За пологом — судорожный вздох.
— Экдес…
Ни звука. Он отвернул полог. Она скорчилась у старого облезлого сундука, натянув на лицо чадру в чернобурых пятнах. Ту самую. Которой вытирала окровавленный камень.
— Экдес…
— Уйди, проклятый! — глухо крикнула она из-под чадры.
— Это я, Омар.
— Омар?! — Она вскочила, сбросила чадру, кинулась ему на шею. — Омар, милый… тебя еще не убили?
— Кто и за что? — Он отер ладонью слезы с ее бледной худой щеки. — Почему меня должны убить?
— А как же! Обычай у них — убивать всех хороших.
— Ну, не такой уж я хороший, чтобы стоило меня убить, — усмехнулся Омар, продолжая гладить ее по щеке, плечу, по голове. — Ты почему плачешь?
— Ты хороший! Ты лучше всех. Пожалей меня, Омар. Пожалей… — Ей лет пятнадцать. Она схватила его ладонь, жадно прижала к себе. У него помутилось в глазах, он сделал шаг назад — убежать.
— Уйти хочешь? — зашипела она со змеиной яростью. — Даже ты, умный и добрый, не хочешь меня понять. Да, конечно, ты добрый. Тебе совестно воспользоваться моей слабостью? Не бойся. Я не сумасшедшая. Они сами все сумасшедшие. Весь этот темный мир. Рождаются сумасшедшими, живут сумасшедшими и умирают, так и не узнав, что весь век свой перебивались в бреду. Нет уж, милый, просто так я тебя не отпущу! — Она засмеялась, глухо и загадочно, со светлой радостью вожделения, сверкая разными глазами, обольщающе и обещающе, с великой правотой своего назначения. — Пожалей меня! Пожалей.
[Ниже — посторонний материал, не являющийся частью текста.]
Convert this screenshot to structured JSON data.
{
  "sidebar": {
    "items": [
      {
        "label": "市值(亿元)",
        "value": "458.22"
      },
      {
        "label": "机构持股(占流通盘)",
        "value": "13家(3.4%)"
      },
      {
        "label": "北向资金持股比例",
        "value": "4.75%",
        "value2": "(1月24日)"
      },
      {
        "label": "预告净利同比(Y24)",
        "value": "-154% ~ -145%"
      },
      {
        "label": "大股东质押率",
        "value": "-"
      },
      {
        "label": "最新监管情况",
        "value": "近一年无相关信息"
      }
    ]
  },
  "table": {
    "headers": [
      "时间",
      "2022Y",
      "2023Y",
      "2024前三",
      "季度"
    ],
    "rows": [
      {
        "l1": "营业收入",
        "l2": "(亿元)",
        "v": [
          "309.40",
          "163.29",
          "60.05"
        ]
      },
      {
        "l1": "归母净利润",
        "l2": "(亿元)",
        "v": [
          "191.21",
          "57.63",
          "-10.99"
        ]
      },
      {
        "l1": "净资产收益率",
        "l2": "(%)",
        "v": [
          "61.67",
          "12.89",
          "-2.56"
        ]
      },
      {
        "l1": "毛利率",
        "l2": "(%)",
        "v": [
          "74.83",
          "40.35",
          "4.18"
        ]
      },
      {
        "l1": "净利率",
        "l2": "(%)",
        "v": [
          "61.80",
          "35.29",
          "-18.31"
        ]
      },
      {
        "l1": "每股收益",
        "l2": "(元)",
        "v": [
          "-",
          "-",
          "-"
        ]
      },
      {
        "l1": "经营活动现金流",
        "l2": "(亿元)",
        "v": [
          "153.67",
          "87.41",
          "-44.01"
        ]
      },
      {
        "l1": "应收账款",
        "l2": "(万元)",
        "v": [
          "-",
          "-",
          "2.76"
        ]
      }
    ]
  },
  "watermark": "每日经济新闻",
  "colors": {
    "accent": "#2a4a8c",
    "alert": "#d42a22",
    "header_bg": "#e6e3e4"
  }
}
Ну, пожалел он ее. Она — его. Пьяный от любви, как от вина, он вышел из юрты, враждебно взглянул на город. Веселитесь? Что ж, веселитесь.
Обидно! Если уже сейчас, в двадцать семь, его боятся позвать на пир, чтобы он не испортил им удовольствие, то что же будет дальше? Заклеймили. И черт с ними! У него нынче тоже праздник. Праздник Экдес. Давно такого не случалось. Он думал еще вчера: "Лучше Ферузэ не было и не будет, — лучше Ферузэ и Рейхан. Все остальные — совсем не то. Так себе". Но, оказалось, бог припас и для него утешение.
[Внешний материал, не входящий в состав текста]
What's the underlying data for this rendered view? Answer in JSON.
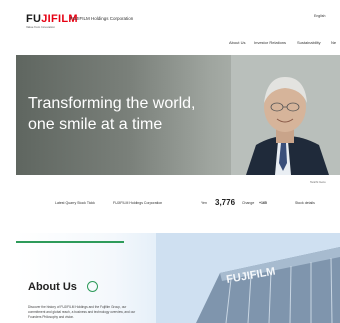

Омар усмехнулся, довольный, покачал головой. Он вернулся в юрту. Экдес, успев ополоснуться, на корточках, сосредоточенно разжигала очаг. В такую жару?
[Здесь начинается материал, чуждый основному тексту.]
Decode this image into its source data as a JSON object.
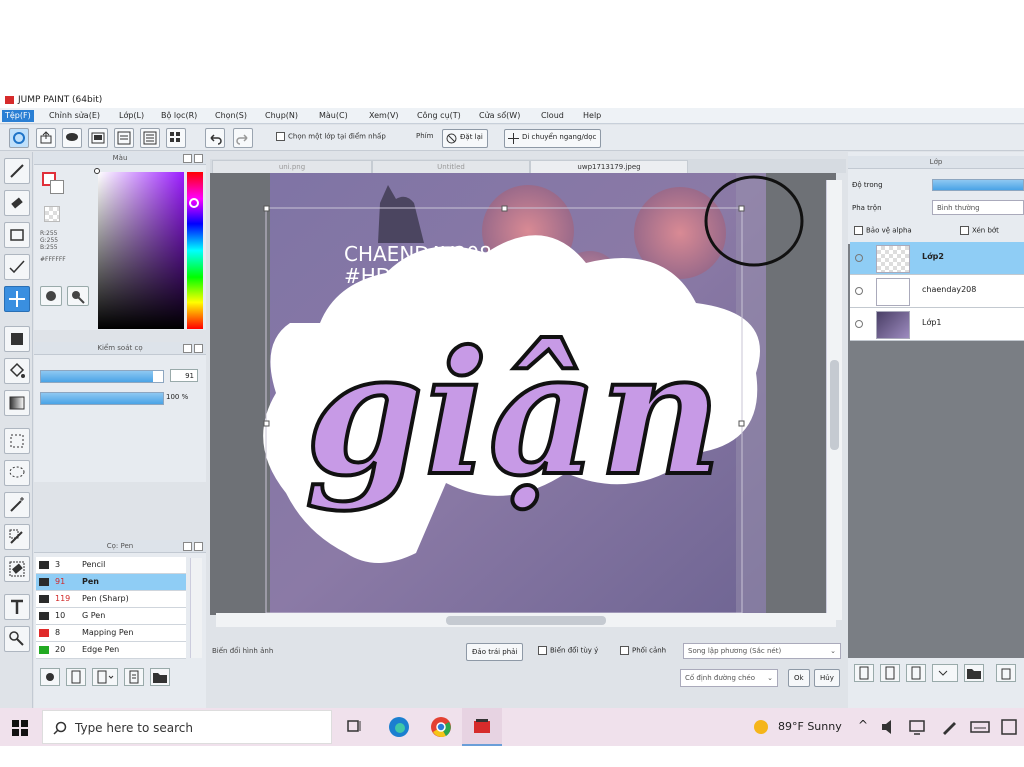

— С этим кончено. — Скомкав чадру в сухих кровавых пятнах, девушка сунула ее в огонь не поднимая глаз, но всем своим доверительно-покорным, принадлежностным видом щемяще-беззащитно выражая верность, любовь — и жаркую готовность.
Он хотел оставить ей денег. У нее дрогнули губы. Все так же, не поднимая разноцветных загадочных глаз, она прошептала с болью:
— Не… обижай. У нас — любовь за любовь. Омар наклонился, поцеловал ее в мочку уха с небольшим, почти незаметным надрезом и ушел без слов, пристыженный. Наверное, она была бы хорошей женой.
***
— Почему бы тебе… не жениться, а? — сказал с хитрецой Меликшах.
Втроем: царь, визирь и звездочет, они укрылись в одной из дальних комнат дворца и похмелялись после вчерашних возлияний.
Им прислуживал мальчуган лет десяти, из детей эмиров, очень хорошо прислуживал. Умело, сноровисто. Видать, не первый раз приходилось ему угождать сильным мира сего. Что и отметил вслух Омар.
Султан — снисходительно:
— Происхождение! Цыпленок, вылупившийся из яйца, сразу клюет зерно.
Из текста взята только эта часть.